Working a little is also like saying not working a lot.
This is not likely to happen for a few years, if ever. Airtable is a closed formulaic system like Coda. There is no “code” [per se] for it to learn from because you are writing psuedo code to begin with. So either Airtable must train a fine-tuned LLM and open-source it, or a group of developers could take this challenge. It’s a lot of work and it requires internal access or independent development of a formula parser.
If you spend a lot of time working out this approach, I predict you will be deeply disappointed. Airtable will do this internally. The market pressure to make formula development possible, fixable, and understandable from natural language prompts will be intense. They’re likely working on this already because they have the psudo-to-code translator and that’s all that’s needed to:
- Create a few-shot prompt/training process that transforms a natural language query into code and then into their formulaic representation.

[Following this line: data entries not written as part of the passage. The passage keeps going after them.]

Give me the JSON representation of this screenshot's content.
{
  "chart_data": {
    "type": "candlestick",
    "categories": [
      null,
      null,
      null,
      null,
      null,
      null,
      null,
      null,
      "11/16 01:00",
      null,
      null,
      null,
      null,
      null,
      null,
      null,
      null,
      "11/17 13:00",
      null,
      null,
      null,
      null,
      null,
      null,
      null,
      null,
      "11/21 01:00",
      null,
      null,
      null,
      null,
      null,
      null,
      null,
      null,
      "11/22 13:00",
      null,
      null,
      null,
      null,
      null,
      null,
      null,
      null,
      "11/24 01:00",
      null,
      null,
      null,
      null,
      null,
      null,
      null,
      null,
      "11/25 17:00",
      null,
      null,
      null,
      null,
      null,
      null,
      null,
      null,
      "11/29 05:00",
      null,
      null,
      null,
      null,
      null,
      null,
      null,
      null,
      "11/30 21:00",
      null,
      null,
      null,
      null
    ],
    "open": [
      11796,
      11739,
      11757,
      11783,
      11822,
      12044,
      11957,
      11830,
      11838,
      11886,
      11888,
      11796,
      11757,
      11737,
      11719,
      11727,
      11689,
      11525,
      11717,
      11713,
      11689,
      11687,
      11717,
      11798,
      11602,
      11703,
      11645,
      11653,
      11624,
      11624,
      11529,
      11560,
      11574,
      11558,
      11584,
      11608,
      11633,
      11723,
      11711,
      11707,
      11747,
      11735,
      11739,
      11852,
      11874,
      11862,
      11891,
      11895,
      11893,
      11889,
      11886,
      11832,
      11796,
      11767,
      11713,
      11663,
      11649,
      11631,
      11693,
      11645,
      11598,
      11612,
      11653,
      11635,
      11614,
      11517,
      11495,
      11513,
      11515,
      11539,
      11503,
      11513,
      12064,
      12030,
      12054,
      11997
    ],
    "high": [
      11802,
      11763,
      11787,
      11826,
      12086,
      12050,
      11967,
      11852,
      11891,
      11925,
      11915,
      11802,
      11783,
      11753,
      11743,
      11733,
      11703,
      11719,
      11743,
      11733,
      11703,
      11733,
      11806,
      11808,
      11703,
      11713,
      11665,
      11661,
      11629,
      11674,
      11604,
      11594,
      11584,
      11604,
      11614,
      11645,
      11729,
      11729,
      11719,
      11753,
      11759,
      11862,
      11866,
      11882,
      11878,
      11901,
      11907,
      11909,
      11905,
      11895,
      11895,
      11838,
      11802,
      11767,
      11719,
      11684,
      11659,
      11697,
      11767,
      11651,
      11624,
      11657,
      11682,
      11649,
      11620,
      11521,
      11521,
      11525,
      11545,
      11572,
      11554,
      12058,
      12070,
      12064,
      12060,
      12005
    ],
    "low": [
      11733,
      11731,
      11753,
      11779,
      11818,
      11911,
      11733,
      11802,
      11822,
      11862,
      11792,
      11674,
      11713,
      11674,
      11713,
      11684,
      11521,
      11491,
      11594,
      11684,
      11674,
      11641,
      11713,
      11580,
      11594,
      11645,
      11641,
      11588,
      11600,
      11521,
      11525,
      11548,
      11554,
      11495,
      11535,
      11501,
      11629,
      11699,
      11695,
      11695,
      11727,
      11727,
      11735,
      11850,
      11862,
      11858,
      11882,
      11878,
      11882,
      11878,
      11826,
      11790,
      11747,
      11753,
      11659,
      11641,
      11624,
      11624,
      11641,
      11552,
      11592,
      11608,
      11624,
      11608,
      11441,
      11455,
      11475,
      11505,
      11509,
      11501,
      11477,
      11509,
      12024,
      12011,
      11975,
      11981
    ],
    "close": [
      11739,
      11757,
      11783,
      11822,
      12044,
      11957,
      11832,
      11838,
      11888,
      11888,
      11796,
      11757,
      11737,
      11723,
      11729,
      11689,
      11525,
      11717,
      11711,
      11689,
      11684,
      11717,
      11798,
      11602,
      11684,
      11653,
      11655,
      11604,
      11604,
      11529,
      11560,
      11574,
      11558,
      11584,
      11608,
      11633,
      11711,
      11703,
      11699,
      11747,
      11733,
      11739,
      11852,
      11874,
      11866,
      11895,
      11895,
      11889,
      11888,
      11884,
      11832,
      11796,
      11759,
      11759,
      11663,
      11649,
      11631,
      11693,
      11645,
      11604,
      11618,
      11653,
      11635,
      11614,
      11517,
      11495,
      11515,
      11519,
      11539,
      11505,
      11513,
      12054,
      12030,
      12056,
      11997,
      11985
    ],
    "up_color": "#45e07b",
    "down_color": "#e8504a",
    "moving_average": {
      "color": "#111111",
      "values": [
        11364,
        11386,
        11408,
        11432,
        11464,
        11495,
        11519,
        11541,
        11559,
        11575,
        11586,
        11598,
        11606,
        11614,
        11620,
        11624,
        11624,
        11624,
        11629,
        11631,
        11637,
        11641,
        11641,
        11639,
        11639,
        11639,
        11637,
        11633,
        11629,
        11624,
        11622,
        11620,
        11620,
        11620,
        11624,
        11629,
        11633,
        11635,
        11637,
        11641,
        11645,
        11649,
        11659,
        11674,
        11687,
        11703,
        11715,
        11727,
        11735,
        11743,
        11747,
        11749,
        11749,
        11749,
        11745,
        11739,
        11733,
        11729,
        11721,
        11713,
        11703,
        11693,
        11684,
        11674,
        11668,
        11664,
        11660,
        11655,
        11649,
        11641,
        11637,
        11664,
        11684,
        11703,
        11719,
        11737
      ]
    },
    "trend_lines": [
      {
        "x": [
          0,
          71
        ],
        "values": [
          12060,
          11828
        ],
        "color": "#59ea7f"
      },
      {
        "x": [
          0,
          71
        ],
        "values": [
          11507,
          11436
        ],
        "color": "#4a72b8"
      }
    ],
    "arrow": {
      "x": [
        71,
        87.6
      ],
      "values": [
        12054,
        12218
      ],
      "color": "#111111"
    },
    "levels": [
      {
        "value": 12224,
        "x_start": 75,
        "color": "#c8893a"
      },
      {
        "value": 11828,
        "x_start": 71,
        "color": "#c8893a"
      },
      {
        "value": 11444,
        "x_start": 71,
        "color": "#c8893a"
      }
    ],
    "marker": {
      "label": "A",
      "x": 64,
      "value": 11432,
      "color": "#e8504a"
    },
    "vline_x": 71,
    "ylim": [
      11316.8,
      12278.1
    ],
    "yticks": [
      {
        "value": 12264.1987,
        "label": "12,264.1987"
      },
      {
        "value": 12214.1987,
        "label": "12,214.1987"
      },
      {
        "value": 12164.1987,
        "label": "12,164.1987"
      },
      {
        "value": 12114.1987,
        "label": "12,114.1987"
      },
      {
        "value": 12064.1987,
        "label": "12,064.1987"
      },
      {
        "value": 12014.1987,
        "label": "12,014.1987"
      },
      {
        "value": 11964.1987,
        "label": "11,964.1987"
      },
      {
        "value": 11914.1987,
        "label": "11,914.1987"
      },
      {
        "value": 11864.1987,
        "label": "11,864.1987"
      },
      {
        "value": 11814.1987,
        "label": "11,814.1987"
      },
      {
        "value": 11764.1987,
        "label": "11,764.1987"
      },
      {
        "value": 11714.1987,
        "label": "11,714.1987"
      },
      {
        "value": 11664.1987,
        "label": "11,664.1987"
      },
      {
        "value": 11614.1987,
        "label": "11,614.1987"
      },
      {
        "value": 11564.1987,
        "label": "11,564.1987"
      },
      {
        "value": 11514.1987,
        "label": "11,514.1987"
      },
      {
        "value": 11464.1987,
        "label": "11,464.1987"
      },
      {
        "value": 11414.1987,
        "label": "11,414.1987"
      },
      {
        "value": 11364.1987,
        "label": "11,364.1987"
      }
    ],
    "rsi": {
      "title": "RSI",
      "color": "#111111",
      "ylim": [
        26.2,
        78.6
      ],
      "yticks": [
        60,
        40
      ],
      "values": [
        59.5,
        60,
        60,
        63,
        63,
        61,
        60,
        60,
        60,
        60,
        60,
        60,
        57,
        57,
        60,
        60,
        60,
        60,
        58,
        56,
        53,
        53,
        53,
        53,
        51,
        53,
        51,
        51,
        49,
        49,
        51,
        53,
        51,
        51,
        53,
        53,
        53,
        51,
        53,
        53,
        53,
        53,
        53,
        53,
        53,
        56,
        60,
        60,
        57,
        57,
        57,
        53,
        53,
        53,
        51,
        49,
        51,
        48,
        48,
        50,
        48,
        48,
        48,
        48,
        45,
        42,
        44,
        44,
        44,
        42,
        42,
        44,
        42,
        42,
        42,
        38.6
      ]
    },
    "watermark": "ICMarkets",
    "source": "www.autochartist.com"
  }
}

- Create a few-shot prompt/training process that transforms a natural language query to read a formula and explain what it does.
- Create a few-shot prompt/training process that transforms a natural language query to explain how to fix a formula that is not working.
This is the trifecta of AI and formulas; create, fix, explain. No one outside of Airtable will ever be able to do this well or financially practical.
If you want to use AI to make something useful in Airtable, focus on users and their data. That’s where the value will be for external AI solutions.